Showing posts with label vanity. Show all posts
Showing posts with label vanity. Show all posts

Saturday, August 01, 2020

E.T.


An extraterrestrial was sent to Earth on last February first as an emissary from the Council of Worlds to decide if the Earth was to be invited for membership. After a short period changing its appearance and learning all the languages, it spent its remaining time visiting most of the inhabited areas of this globe ... but concentrating on the biggest economic power, the United States.

This information gatherer found multiple forgeries in all disciplines painted over to appear as masterpieces ... while actual truths were being ridiculed into submission. It uncovered prancing hypocrisy, preening vanity, indulgent lust, ostentatious wealth, manufactured realities, rampant crime, self-serving politicians, unscientific science and a destructive media.

After six Earth months, it left this morning on the UFO trolley to go back and file its report ... shedding green tears and shaking its head in disbelief.

STAND UP FOR AMERICA!

Friday, March 22, 2019

Living Life



Vanity is a passionate and flattering lover ... until the money runs out. — Anon.

Saturday, October 13, 2018

Obvious Truth #34


We often try to hide the effects of aging not so much out of vanity ... but rather to make believe that it isn't happening. -- Anon.

Monday, January 05, 2015

Tweet, Tweet


I don’t understand Twitter … nor do I enjoy it.

First of all it encourages twits (those who tweet) to say insipid things in a moment of fervor that they often later regret. Some studied reflection (and editing) of one’s ideas is very often a better course … such as in a blog format … particularly those blogs not comprised of a series of tweets.

Second, 140 characters is hardly enough text to express any important idea … so, as a result, tweets become so cryptic as to be unreadable by anyone but the “inside baseball” crowd (for an example see: Powerline Entry).
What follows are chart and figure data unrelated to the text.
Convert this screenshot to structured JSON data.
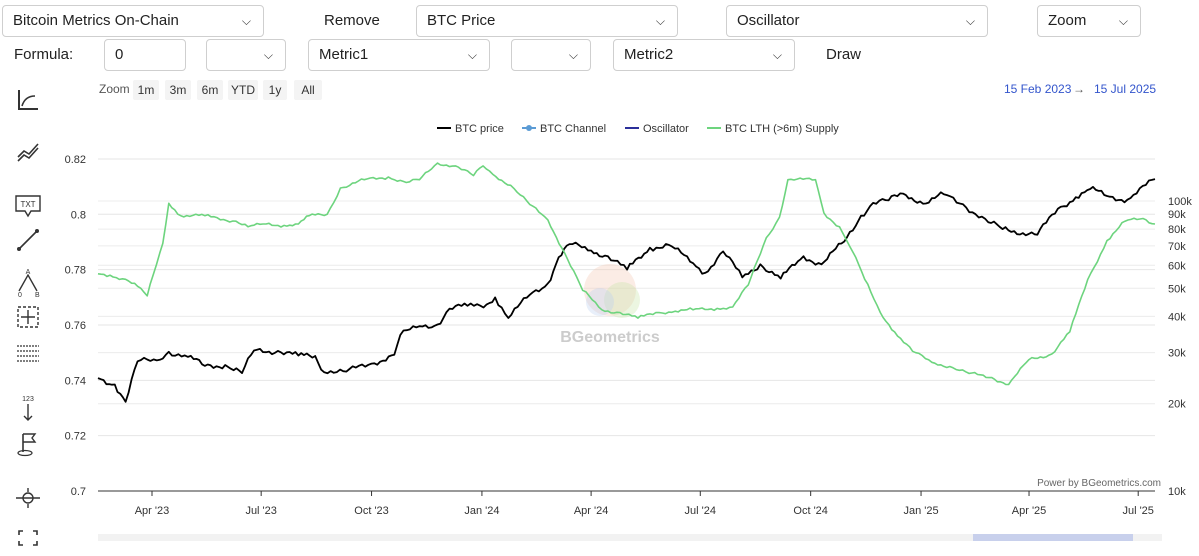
{
  "header": {
    "metric_select": "Bitcoin Metrics On-Chain",
    "remove_label": "Remove",
    "price_select": "BTC Price",
    "oscillator_select": "Oscillator",
    "zoom_select": "Zoom",
    "formula_label": "Formula:",
    "formula_value": "0",
    "op1_select": "",
    "metric1_select": "Metric1",
    "op2_select": "",
    "metric2_select": "Metric2",
    "draw_label": "Draw"
  },
  "range": {
    "zoom_label": "Zoom",
    "buttons": [
      "1m",
      "3m",
      "6m",
      "YTD",
      "1y",
      "All"
    ],
    "from": "15 Feb 2023",
    "arrow": "→",
    "to": "15 Jul 2025"
  },
  "watermark": "BGeometrics",
  "credit": "Power by BGeometrics.com",
  "icons": [
    "axis-tool-icon",
    "trendline-tool-icon",
    "text-tool-icon",
    "line-tool-icon",
    "pattern-tool-icon",
    "measure-tool-icon",
    "fibonacci-tool-icon",
    "counter-tool-icon",
    "flag-tool-icon",
    "navigator-tool-icon",
    "fullscreen-tool-icon"
  ],
  "chart_data": {
    "type": "line",
    "x_ticks": [
      "Apr '23",
      "Jul '23",
      "Oct '23",
      "Jan '24",
      "Apr '24",
      "Jul '24",
      "Oct '24",
      "Jan '25",
      "Apr '25",
      "Jul '25"
    ],
    "left_axis": {
      "ticks": [
        "0.82",
        "0.8",
        "0.78",
        "0.76",
        "0.74",
        "0.72",
        "0.7"
      ],
      "range": [
        0.7,
        0.82
      ]
    },
    "right_axis": {
      "scale": "log",
      "ticks": [
        "100k",
        "90k",
        "80k",
        "70k",
        "60k",
        "50k",
        "40k",
        "30k",
        "20k",
        "10k"
      ],
      "range": [
        10000,
        120000
      ]
    },
    "legend": {
      "placement": "top-center",
      "entries": [
        "BTC price",
        "BTC Channel",
        "Oscillator",
        "BTC LTH (>6m) Supply"
      ]
    },
    "series": [
      {
        "name": "BTC price",
        "axis": "right",
        "color": "#000000",
        "points": [
          [
            "2023-02-15",
            24500
          ],
          [
            "2023-03-01",
            23300
          ],
          [
            "2023-03-10",
            20300
          ],
          [
            "2023-03-20",
            28000
          ],
          [
            "2023-04-05",
            28200
          ],
          [
            "2023-04-15",
            30200
          ],
          [
            "2023-05-01",
            29000
          ],
          [
            "2023-05-15",
            27000
          ],
          [
            "2023-06-01",
            27200
          ],
          [
            "2023-06-15",
            25500
          ],
          [
            "2023-06-25",
            30500
          ],
          [
            "2023-07-15",
            30400
          ],
          [
            "2023-08-01",
            29300
          ],
          [
            "2023-08-15",
            29200
          ],
          [
            "2023-08-20",
            26200
          ],
          [
            "2023-09-10",
            25800
          ],
          [
            "2023-10-01",
            27500
          ],
          [
            "2023-10-20",
            29500
          ],
          [
            "2023-10-25",
            34500
          ],
          [
            "2023-11-10",
            37000
          ],
          [
            "2023-11-25",
            37500
          ],
          [
            "2023-12-05",
            42500
          ],
          [
            "2023-12-20",
            43500
          ],
          [
            "2024-01-05",
            44000
          ],
          [
            "2024-01-12",
            46500
          ],
          [
            "2024-01-23",
            39500
          ],
          [
            "2024-02-10",
            47500
          ],
          [
            "2024-02-25",
            52000
          ],
          [
            "2024-03-05",
            64000
          ],
          [
            "2024-03-14",
            71000
          ],
          [
            "2024-04-01",
            67500
          ],
          [
            "2024-04-15",
            64500
          ],
          [
            "2024-05-01",
            58000
          ],
          [
            "2024-05-20",
            69000
          ],
          [
            "2024-06-05",
            70500
          ],
          [
            "2024-06-25",
            61000
          ],
          [
            "2024-07-05",
            56500
          ],
          [
            "2024-07-20",
            67000
          ],
          [
            "2024-08-05",
            54500
          ],
          [
            "2024-08-20",
            60500
          ],
          [
            "2024-09-06",
            54000
          ],
          [
            "2024-09-25",
            64500
          ],
          [
            "2024-10-10",
            60500
          ],
          [
            "2024-10-29",
            72500
          ],
          [
            "2024-11-12",
            89000
          ],
          [
            "2024-11-22",
            98500
          ],
          [
            "2024-12-05",
            100500
          ],
          [
            "2024-12-17",
            106000
          ],
          [
            "2025-01-05",
            98000
          ],
          [
            "2025-01-20",
            105500
          ],
          [
            "2025-02-05",
            97500
          ],
          [
            "2025-02-26",
            84500
          ],
          [
            "2025-03-10",
            80000
          ],
          [
            "2025-04-08",
            76500
          ],
          [
            "2025-04-25",
            94000
          ],
          [
            "2025-05-10",
            103000
          ],
          [
            "2025-05-22",
            110000
          ],
          [
            "2025-06-05",
            104000
          ],
          [
            "2025-06-22",
            101000
          ],
          [
            "2025-07-15",
            119000
          ]
        ]
      },
      {
        "name": "BTC LTH (>6m) Supply",
        "axis": "left",
        "color": "#6dd47e",
        "points": [
          [
            "2023-02-15",
            0.7785
          ],
          [
            "2023-02-25",
            0.778
          ],
          [
            "2023-03-10",
            0.7765
          ],
          [
            "2023-03-20",
            0.774
          ],
          [
            "2023-03-28",
            0.7705
          ],
          [
            "2023-04-10",
            0.7895
          ],
          [
            "2023-04-15",
            0.804
          ],
          [
            "2023-04-25",
            0.7995
          ],
          [
            "2023-05-15",
            0.7995
          ],
          [
            "2023-06-10",
            0.7975
          ],
          [
            "2023-06-20",
            0.7955
          ],
          [
            "2023-07-05",
            0.7965
          ],
          [
            "2023-07-20",
            0.796
          ],
          [
            "2023-08-01",
            0.7965
          ],
          [
            "2023-08-10",
            0.7995
          ],
          [
            "2023-08-25",
            0.8
          ],
          [
            "2023-09-05",
            0.8095
          ],
          [
            "2023-09-25",
            0.8125
          ],
          [
            "2023-10-15",
            0.8135
          ],
          [
            "2023-10-30",
            0.8115
          ],
          [
            "2023-11-10",
            0.8125
          ],
          [
            "2023-11-25",
            0.8185
          ],
          [
            "2023-12-10",
            0.8175
          ],
          [
            "2023-12-25",
            0.814
          ],
          [
            "2024-01-02",
            0.8175
          ],
          [
            "2024-01-10",
            0.8145
          ],
          [
            "2024-01-25",
            0.8105
          ],
          [
            "2024-02-10",
            0.8035
          ],
          [
            "2024-02-25",
            0.798
          ],
          [
            "2024-03-10",
            0.786
          ],
          [
            "2024-03-25",
            0.7725
          ],
          [
            "2024-04-10",
            0.7655
          ],
          [
            "2024-04-25",
            0.7645
          ],
          [
            "2024-05-10",
            0.7625
          ],
          [
            "2024-05-25",
            0.7645
          ],
          [
            "2024-06-10",
            0.765
          ],
          [
            "2024-06-25",
            0.7655
          ],
          [
            "2024-07-15",
            0.766
          ],
          [
            "2024-07-28",
            0.7665
          ],
          [
            "2024-08-10",
            0.7745
          ],
          [
            "2024-08-25",
            0.7915
          ],
          [
            "2024-09-05",
            0.799
          ],
          [
            "2024-09-12",
            0.8125
          ],
          [
            "2024-10-05",
            0.8125
          ],
          [
            "2024-10-12",
            0.8005
          ],
          [
            "2024-10-25",
            0.7955
          ],
          [
            "2024-11-05",
            0.7865
          ],
          [
            "2024-11-15",
            0.7765
          ],
          [
            "2024-11-28",
            0.7645
          ],
          [
            "2024-12-10",
            0.7575
          ],
          [
            "2024-12-25",
            0.7505
          ],
          [
            "2025-01-10",
            0.7465
          ],
          [
            "2025-01-25",
            0.745
          ],
          [
            "2025-02-10",
            0.7425
          ],
          [
            "2025-03-01",
            0.741
          ],
          [
            "2025-03-15",
            0.7385
          ],
          [
            "2025-04-01",
            0.7475
          ],
          [
            "2025-04-20",
            0.7495
          ],
          [
            "2025-05-05",
            0.7575
          ],
          [
            "2025-05-20",
            0.7765
          ],
          [
            "2025-06-05",
            0.7905
          ],
          [
            "2025-06-20",
            0.7975
          ],
          [
            "2025-07-05",
            0.7985
          ],
          [
            "2025-07-15",
            0.7965
          ]
        ]
      }
    ],
    "grid": true
  }
}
Thirdly, hashtags give me a #headache.

And lastly, Twitter’s only appeal seems to be the amassing of a huge number of followers as an indication of one’s hipness and popularity. Please, has such vanity overtaken our lives?!

Twitter is a bird ... no wonder its stock is tanking.

Tuesday, September 11, 2012

Medical Fads

When was the last time a child you know had his/her tonsils out? How about an adenoidectomy? A study in New York City in the 1930s had over 90% of its children with tonsillitis resulting in surgery or a recommendation of same. Today the equivalent statistic is below 1% (see: The Pediatric Journal).  Of late, I even can’t recall anyone I know getting his/her appendix removed. Yes, I know, the use of antibiotics may have a lot to do with the dramatic reduction in these medical procedures, but it can’t be the total reason. May I suggest that medical fads exist and that this may be one reason for our spiraling health-care costs … particularly when someone else pays for things?

What are the latest oft-expensive medical procedures that deserve to be evaluated for such faddish “crowding in?” Maybe botox injections, cellulite reductions, other vanity plastic-surgeries (Nancy Pelosi per esempio), C-sections, and maybe even some joint replacement procedures (see: Cracked Article). Yes, I know of those people where a knee replacement was a medical necessity, but I still see or hear of others where it may have been palliative or even faddish. (I, myself had been recommended for such an operation.) And, how about those ads on TV that push those fancy self-propelled wheelchairs?

Too often in the news we see of some medical quackery that operate clinics that will perform some expensive Medicare- or Medicaid-paid procedure or surgery over and over again on anyone who is willing to submit to this charlatanism. Why do these patients offer themselves up for such suffering? Often, I think, for bragging rights, borderline masochism, vanity, or even Munchausen’s syndrome.  Estimates of the “waste, fraud and abuse” in our medical system run into the tens of billion dollars per year (see: HHS Testimony), but somehow we can never seem to reduce this number significantly.

May I offer that some targeted and repeated public-service announcements, pointing out these medical fads and their consequences, might be an interesting path to follow? Escalating medical co-pays based upon the degree of faddishness involved might also be tried? These approaches do seem to be working for reducing cigarette smoking.

Afterthought:  I don't know why I didn't first suggest this solution to fix waste, fraud and abuse in the medical system ... reintroduce market forces into medical payments (Ryan's approach).